What exactly does all of this mean? Essentially, two of the MLB’s best three teams were to be eliminated by the time the NLCS began. Only one team had a shot to advance to the World Series, and it had to go through the previously mentioned other best two teams in baseball.

Baseball needs its best teams fighting for a shot to go to or win the World Series, not eliminating one another in the first round or two.

This whole situation is without a doubt a rare occurrence. For the first time in baseball history, three of the best records in the league came from the same division.

Divisional play began in 1969 and six division play with was created in 1994. Regardless, the MLB is totally off base with what they are doing.

Basically, the league needs to forget about holding division winners to a higher standard and seed the playoffs according to who has the best record.
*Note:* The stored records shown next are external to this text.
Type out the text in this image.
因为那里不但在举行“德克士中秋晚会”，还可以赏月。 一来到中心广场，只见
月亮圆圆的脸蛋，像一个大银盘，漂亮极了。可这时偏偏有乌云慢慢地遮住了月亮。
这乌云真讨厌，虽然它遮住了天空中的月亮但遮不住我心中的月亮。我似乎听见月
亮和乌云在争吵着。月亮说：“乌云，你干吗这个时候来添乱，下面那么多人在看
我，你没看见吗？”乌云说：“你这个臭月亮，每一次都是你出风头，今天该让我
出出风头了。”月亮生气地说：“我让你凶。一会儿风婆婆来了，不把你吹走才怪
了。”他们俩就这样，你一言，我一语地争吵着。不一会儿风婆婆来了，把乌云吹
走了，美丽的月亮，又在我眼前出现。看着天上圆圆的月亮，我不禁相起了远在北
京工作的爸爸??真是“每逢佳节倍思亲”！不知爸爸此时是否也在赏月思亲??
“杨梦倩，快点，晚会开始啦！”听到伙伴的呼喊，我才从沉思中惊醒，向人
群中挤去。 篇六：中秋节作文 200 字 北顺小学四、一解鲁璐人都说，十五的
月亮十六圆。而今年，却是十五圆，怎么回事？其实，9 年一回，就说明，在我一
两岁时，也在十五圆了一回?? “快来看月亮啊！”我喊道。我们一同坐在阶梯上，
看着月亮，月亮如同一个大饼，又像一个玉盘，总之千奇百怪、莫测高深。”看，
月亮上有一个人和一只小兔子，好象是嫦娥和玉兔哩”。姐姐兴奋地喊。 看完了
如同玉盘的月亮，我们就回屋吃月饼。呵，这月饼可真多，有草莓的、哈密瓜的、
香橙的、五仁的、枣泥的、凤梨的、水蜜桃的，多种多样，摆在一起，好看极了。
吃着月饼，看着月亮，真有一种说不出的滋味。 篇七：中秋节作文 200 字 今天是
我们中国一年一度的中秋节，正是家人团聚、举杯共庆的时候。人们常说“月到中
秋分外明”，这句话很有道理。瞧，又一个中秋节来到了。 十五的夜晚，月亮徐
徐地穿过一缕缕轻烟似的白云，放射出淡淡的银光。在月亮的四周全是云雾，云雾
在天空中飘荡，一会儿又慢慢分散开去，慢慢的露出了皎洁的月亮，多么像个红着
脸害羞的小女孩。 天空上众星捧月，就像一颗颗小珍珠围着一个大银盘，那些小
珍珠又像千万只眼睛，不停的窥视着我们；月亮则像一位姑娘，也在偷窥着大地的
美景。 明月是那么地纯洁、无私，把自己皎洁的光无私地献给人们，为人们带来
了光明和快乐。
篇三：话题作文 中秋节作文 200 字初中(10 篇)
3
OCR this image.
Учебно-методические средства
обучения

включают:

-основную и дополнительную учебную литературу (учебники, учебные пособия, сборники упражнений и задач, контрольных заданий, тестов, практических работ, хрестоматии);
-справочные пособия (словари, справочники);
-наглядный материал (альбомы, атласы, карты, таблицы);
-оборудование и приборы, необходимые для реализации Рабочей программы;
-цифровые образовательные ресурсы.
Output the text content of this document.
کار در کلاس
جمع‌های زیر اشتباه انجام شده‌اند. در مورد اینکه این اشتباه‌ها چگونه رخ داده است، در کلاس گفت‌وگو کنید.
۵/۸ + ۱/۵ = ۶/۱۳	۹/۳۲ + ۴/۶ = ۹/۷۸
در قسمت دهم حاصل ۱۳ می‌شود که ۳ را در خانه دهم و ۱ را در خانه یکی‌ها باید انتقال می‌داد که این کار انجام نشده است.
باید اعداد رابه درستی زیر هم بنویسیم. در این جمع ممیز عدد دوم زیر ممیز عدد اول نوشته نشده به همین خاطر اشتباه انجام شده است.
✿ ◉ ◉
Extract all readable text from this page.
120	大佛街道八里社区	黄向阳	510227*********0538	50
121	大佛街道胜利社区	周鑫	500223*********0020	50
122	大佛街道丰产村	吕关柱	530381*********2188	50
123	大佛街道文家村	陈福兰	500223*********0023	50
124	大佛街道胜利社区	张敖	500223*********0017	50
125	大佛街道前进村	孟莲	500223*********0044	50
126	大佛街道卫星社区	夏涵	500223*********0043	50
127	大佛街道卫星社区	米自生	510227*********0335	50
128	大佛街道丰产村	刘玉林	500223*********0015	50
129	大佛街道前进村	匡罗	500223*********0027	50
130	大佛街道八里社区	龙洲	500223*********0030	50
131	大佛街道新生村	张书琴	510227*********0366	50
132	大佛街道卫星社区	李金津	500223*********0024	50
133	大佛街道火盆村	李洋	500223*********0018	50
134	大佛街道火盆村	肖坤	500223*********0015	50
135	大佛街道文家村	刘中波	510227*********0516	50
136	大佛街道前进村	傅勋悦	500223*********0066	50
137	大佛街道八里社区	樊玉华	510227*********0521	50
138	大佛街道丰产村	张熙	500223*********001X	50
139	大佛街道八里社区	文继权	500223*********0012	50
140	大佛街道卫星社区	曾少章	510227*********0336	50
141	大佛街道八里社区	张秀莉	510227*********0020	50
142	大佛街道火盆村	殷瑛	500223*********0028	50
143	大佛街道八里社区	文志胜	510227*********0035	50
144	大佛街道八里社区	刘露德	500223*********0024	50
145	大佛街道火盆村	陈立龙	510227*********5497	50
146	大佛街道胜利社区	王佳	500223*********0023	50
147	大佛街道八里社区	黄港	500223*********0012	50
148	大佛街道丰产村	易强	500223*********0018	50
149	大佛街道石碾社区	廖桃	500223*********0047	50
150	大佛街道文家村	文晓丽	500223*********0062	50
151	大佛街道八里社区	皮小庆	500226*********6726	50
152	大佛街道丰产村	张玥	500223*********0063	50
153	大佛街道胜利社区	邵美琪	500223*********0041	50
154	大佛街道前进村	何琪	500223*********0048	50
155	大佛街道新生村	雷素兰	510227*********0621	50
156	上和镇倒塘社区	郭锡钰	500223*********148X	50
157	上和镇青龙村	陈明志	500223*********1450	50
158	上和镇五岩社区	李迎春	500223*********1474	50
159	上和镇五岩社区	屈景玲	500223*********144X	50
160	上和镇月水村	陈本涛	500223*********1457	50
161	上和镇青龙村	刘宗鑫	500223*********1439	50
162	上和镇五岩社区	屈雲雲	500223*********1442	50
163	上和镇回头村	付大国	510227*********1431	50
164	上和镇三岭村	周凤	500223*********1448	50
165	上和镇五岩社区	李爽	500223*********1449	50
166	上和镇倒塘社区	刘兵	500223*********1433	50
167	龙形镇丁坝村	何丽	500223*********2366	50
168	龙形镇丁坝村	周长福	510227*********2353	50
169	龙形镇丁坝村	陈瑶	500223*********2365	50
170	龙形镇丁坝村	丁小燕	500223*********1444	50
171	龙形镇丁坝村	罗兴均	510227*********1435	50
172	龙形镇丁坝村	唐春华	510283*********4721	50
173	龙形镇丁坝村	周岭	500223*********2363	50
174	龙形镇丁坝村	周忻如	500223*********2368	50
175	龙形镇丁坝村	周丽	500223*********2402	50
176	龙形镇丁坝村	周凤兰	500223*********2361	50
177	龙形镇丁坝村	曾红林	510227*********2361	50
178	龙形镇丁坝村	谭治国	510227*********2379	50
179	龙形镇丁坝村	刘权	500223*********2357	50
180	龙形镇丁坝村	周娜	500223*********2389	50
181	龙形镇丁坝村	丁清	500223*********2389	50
This same rule was established by the NBA in September, as division winners will no longer be guaranteed a top-four playoff seed out of the eight teams in each league (East and West).

If the MLB follows suit and changes their playoff format like so, this year’s National League playoff picture would have looked as follows.

NL Wild Card Game: Mets at Dodgers

NLDS: Wild Card winner at Cardinals

NLDS: Cubs at Pirates

With this format, the Cubs or Pirates would possibly still had to beat St. Louis to advance to the World Series, but it would not have to do so until the NLCS. Assuming the Cardinals beat the Mets/Dodgers, two of the best three teams in baseball would fight it out in a seven-game trip for a birth in the World Series opposed to the Division Series.

Would this not have been more entertaining?

All in all, this year’s playoff scenario may never happen again, but regardless, it did this year. MLB Commissioner Rob Manfred needs to take a long look at the future because the fact that two of the game’s best three teams are already eliminated is preposterous.

But hey, at least the Cubs were the team to advance, right?